Agrégation de matière noire et objets de matière noire dense Modifier

Si la matière noire est composée de particules interagissant faiblement, alors une question évidente est de savoir si elle peut former des objets équivalents à des planètes, des étoiles ou des trous noirs. Historiquement, la réponse a été qu'il ne peut pas, [103] [104] [105] en raison de deux facteurs :

Il lui manque un moyen efficace de perdre de l'énergie [104] La matière ordinaire forme des objets denses car elle a de nombreuses façons de perdre de l'énergie. Perdre de l'énergie serait essentiel pour la formation de l'objet, car une particule qui gagne de l'énergie lors du compactage ou qui tombe « vers l'intérieur » sous l'effet de la gravité, et ne peut la perdre autrement, se réchauffera et augmentera sa vitesse et sa quantité de mouvement. La matière noire semble manquer de moyens pour perdre de l'énergie, simplement parce qu'elle n'est pas capable d'interagir fortement autrement que par la gravité. Le théorème du viriel suggère qu'une telle particule ne resterait pas liée à l'objet qui se formait progressivement - lorsque l'objet commençait à se former et à se compacter, les particules de matière noire qu'il contenait accéléreraient et auraient tendance à s'échapper. Il manque une gamme d'interactions nécessaires pour former des structures [105] La matière ordinaire interagit de différentes manières, ce qui permet à la matière de former des structures plus complexes. Par exemple, les étoiles se forment par gravité, mais les particules qu'elles contiennent interagissent et peuvent émettre de l'énergie sous forme de neutrinos et de rayonnement électromagnétique par fusion lorsqu'elles deviennent suffisamment énergétiques. Les protons et les neutrons peuvent se lier via l'interaction forte, puis former des atomes avec des électrons en grande partie par interaction électromagnétique. Il n'y a aucune preuve que la matière noire soit capable d'une telle variété d'interactions, car elle ne semble interagir que par gravité (et peut-être par des moyens pas plus forts que l'interaction faible, bien que jusqu'à ce que la matière noire soit mieux comprise, ce n'est que spéculation ).

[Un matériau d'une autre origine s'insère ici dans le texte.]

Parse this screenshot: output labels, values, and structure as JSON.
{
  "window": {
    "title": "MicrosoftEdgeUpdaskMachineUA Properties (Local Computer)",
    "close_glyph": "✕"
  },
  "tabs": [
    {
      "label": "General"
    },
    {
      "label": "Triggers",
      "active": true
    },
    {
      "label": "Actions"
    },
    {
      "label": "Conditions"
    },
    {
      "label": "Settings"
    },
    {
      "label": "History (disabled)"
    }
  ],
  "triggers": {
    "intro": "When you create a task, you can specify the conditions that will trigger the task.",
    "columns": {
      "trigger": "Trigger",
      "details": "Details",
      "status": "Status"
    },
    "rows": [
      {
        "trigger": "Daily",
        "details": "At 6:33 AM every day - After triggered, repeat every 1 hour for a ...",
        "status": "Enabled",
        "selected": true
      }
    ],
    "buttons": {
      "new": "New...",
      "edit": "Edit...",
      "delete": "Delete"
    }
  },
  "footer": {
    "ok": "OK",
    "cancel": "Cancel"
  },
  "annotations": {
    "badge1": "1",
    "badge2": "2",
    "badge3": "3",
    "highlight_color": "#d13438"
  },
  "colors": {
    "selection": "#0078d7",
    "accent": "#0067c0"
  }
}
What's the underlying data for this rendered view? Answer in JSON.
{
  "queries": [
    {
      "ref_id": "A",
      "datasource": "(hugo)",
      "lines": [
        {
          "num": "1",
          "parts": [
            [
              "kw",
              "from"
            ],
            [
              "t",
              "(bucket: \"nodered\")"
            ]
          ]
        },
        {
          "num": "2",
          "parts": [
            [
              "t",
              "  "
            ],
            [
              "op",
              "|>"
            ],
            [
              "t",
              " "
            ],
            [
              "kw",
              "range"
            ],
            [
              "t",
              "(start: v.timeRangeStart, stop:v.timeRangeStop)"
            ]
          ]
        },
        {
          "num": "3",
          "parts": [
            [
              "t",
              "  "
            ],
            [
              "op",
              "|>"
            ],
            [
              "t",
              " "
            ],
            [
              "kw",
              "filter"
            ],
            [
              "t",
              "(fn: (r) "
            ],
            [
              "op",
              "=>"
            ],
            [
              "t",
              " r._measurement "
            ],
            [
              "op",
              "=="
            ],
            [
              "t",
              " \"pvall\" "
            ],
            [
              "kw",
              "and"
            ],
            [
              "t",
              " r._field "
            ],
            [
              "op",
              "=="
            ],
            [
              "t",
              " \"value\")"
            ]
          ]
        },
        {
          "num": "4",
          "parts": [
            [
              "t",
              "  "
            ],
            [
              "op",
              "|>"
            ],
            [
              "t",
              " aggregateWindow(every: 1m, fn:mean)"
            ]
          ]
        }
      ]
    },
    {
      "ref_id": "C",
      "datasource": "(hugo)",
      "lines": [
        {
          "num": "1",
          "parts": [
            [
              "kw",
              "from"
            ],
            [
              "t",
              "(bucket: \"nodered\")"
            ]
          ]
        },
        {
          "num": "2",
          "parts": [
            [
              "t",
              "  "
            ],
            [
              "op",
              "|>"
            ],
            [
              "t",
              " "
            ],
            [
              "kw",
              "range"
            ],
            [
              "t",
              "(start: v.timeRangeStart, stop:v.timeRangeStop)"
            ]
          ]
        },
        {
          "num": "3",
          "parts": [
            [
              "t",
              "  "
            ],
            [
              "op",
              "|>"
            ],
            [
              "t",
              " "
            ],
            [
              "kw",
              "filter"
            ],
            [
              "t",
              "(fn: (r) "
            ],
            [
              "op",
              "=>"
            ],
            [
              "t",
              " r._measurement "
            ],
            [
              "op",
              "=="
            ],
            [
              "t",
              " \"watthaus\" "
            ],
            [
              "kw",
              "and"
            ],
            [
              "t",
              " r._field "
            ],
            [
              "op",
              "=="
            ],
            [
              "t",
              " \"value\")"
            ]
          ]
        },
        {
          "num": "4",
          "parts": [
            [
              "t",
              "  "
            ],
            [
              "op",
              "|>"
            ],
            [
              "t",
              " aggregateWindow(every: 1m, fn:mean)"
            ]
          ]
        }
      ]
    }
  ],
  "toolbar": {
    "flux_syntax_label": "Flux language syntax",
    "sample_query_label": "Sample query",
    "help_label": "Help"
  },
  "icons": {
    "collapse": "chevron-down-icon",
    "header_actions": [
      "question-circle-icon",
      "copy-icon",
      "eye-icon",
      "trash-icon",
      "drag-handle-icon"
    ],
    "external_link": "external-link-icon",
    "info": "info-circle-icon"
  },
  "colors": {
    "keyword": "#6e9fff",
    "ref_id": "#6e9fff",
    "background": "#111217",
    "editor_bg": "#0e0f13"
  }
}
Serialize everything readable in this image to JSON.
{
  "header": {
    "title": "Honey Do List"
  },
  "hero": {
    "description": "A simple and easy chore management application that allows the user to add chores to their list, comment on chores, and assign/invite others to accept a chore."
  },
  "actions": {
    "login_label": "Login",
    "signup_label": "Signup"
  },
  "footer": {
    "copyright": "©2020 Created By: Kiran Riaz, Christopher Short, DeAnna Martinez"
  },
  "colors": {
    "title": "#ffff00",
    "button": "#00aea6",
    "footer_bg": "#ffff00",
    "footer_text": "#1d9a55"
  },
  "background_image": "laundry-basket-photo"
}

En 2015-2017, l'idée que la matière noire dense était composée de trous noirs primordiaux a fait un retour [106] suite aux résultats de mesures d'ondes gravitationnelles qui ont détecté la fusion de trous noirs de masse intermédiaire. Les trous noirs avec environ 30 masses solaires ne devraient pas se former par effondrement stellaire (généralement moins de 15 masses solaires) ou par la fusion de trous noirs dans les centres galactiques (millions ou milliards de masses solaires). Il a été proposé que les trous noirs de masse intermédiaire provoquant la fusion détectée se soient formés dans la phase précoce dense et chaude de l'univers en raison de l'effondrement de régions plus denses. Une étude ultérieure d'environ un millier de supernovae n'a détecté aucun événement de lentille gravitationnelle, alors qu'environ huit seraient attendus si les trous noirs primordiaux de masse intermédiaire au-dessus d'une certaine plage de masse représentaient la majorité de la matière noire. [107]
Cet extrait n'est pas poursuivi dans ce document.